Education & Family

Pupils sent to Sikh free school amid place shortage

Children examine insect Image copyright Other
Image caption Khalsa Science Academy pupils specialise in sciences

More than 20 pupils have been allocated places at a Sikh-ethos free school in Leeds that they did not choose, amid a shortage of school places.

Of the 30 pupils allocated a place at Khalsa Science Academy for next year, only eight named it as a choice.

The school is not a faith school, but it is run with a Sikh ethos.

Leeds City Council blamed ministers for prioritising free schools over locally run schools, but the Conservatives said the schools benefited young people.

Martin Wheatley's five-year-old daughter is one of the children allocated a reception place at the school, which opened in September 2013 and is currently based on a temporary site in Chapeltown, three miles from his home.

'Black holes'

He said: "We strongly believe in education being secular and not based on any one faith - and we expressly stated in our original application that we wanted a non-religiously affiliated education for our daughter.

"Our nearest catchment school is a Church of England school, so we opted for the nearest non-religious school which is only an additional 50m further from our home.

"Last week, to our dismay, we discovered we had not only missed out on all our choices, but that the local authority were claiming that the nearest school we could be sent to was the Khalsa Science Academy - over four times the distance away from where we live."

He added: "In the area just around us there seems to be some black holes in provision because of the number of pupils - people are having to trek from one side of the city to the other to go to school."

Mr Wheatley said he planned to appeal against the decision and has joined a group of parents who are due to raise their concerns with Leeds City Council.

'Hard to resolve'

Councillor Judith Blake, executive member responsible for children and families, said: "We do understand the frustration these parents will be feeling and can very much sympathise with their predicament.

"Unfortunately this is the situation that we have been left with since the government ruled that local authorities are not able to open new schools, until academies and free schools have been ruled out.

"This leaves the council in a position where there may be more faith places in an area than parents are happy with, such as the current position in Alwoodley area following the government taking over the old Fir Tree Primary School site for Khalsa.

"There are sufficient places in the area as a whole, but they are not places which many parents feel are suitable for their children."

She added: "This is a wholly unsatisfactory situation which officers, local councillors and schools are working hard to resolve."

On its website, the Khalsa Free School stresses it is not a faith school, adding: "We are firmly committed to developing our pupils' understanding and appreciation of the diverse world in which they live."

It says: "We welcome all children regardless of their backgrounds or faiths and we aim to help all our children develop a lifelong love of learning, which will support them throughout their academic careers and beyond."

But the school is run according to a Sikh ethos, which it describes as "supporting the nurturing of pupils' personally, socially and academically to achieve their potential through promoting high standards of behaviour, underpinned by a strong pastoral system".

The website says: "Education has been the foundation of the Sikh faith, as the literal translation of the word 'Sikh' is a learner for life.

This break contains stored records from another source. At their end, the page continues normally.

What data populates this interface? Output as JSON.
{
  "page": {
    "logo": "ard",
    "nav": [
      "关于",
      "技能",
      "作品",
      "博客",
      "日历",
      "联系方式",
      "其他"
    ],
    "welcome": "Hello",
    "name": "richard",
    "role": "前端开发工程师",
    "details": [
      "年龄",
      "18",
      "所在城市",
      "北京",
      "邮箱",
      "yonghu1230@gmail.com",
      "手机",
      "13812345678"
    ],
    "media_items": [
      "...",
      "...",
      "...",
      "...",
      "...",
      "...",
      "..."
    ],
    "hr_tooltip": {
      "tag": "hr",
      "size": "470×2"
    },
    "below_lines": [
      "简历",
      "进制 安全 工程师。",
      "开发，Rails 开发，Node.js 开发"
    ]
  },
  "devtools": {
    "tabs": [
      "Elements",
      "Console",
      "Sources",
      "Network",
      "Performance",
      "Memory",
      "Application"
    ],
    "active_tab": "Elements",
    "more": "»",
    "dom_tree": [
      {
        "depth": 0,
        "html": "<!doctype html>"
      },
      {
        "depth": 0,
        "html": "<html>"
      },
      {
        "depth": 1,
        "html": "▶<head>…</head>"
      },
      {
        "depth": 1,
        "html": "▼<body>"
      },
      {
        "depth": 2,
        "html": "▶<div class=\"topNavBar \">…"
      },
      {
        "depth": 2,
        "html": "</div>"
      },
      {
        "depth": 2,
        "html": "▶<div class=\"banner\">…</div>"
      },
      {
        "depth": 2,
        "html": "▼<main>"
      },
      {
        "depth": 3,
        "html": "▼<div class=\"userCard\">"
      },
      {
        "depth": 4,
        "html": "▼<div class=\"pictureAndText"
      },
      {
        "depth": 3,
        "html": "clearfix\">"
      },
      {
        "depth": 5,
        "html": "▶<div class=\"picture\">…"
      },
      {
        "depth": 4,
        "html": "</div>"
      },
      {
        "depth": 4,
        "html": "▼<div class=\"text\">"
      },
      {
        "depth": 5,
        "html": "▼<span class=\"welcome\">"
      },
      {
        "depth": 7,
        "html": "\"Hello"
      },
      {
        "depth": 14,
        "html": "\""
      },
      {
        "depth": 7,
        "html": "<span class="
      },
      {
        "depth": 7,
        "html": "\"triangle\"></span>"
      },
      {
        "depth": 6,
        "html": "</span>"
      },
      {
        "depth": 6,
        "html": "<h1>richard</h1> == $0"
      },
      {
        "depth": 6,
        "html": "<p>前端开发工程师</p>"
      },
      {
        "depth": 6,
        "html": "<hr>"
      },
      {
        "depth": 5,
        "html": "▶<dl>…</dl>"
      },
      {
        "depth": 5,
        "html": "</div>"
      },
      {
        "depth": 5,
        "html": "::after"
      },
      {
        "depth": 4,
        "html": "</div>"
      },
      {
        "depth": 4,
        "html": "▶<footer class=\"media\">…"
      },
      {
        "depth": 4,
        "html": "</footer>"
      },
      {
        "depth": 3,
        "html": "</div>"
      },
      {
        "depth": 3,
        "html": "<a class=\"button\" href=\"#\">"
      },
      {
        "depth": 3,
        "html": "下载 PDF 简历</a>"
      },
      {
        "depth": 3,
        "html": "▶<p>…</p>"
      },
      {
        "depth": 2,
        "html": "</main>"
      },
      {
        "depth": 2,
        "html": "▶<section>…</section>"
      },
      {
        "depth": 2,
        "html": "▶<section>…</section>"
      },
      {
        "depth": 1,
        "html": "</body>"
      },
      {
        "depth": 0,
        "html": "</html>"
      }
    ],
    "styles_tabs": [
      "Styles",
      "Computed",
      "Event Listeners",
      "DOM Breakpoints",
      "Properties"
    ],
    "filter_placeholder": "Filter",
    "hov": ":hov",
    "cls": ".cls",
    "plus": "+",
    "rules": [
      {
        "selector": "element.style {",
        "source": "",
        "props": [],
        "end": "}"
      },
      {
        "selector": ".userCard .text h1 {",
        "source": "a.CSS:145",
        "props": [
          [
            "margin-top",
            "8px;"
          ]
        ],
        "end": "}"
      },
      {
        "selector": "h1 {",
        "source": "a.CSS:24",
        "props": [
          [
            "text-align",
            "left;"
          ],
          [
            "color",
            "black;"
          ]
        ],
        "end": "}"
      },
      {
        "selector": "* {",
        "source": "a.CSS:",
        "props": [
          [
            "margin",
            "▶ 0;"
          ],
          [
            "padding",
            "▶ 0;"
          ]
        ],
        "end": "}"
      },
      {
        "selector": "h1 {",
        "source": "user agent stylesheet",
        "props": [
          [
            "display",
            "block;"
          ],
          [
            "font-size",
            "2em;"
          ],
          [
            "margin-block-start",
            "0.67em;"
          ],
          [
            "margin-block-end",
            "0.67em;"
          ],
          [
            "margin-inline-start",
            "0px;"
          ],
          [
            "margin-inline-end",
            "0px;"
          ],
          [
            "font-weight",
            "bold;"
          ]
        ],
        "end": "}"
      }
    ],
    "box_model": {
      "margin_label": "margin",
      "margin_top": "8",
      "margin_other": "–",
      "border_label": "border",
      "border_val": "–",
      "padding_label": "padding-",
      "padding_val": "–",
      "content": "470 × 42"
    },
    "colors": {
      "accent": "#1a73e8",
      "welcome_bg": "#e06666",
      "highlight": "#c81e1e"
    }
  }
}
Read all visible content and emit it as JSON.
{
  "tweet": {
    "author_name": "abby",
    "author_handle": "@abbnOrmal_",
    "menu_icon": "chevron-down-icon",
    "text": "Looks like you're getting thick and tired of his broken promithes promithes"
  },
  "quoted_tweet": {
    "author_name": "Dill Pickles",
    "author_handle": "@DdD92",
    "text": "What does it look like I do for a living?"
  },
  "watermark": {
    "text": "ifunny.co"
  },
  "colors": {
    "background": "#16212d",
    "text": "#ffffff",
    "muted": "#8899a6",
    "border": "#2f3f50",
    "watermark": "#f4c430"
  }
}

The Sikh Gurus expressed that the spiritual and secular life should co-exist.

"For Sikhs, education not only prepares students for work and life in society but also supports spiritual growth. Education is understood by Sikhs to raise aspirations and personal standards, encourage self-awareness and humility, and inspire all to seek a greater purpose in life."

Temporary site

A spokesman for the Khalsa Education Trust said a number of issues had affected the school's ability to recruit pupils, including the fact that it is on a temporary site and that there has been uncertainty about when they will move to the permanent site.

"A lot of people see Sikh and immediately think it is a faith school. Actually it is a Sikh-ethos school and the religious education that they offer is very much like a Church of England school, only this school teaches about more faiths than many Church of England schools."

Image copyright other
Image caption There are 47 pupils at Khalsa Science Academy currently

The spokeswoman added: "We have had eight parents out of these 22, who have been allocated a place at the school without putting it down as a choice, [have] come in and seen the school and they say they are now happy that their children are going to the school."

She also highlighted the lack of school places in the north Leeds area.

A Conservative Party spokesman said: "Across the country free schools are transforming the life chances of thousands of young people.

"These new schools give parents the power to demand more for their children and for this reason they are incredibly popular, with the average free school oversubscribed three to one."

Stephen Evans, of the National Secular Society, said: "Rather than wasting public money on unwanted faith-based free schools, the government should be ensuring that where school places are needed, they're created in inclusive and religiously neutral schools."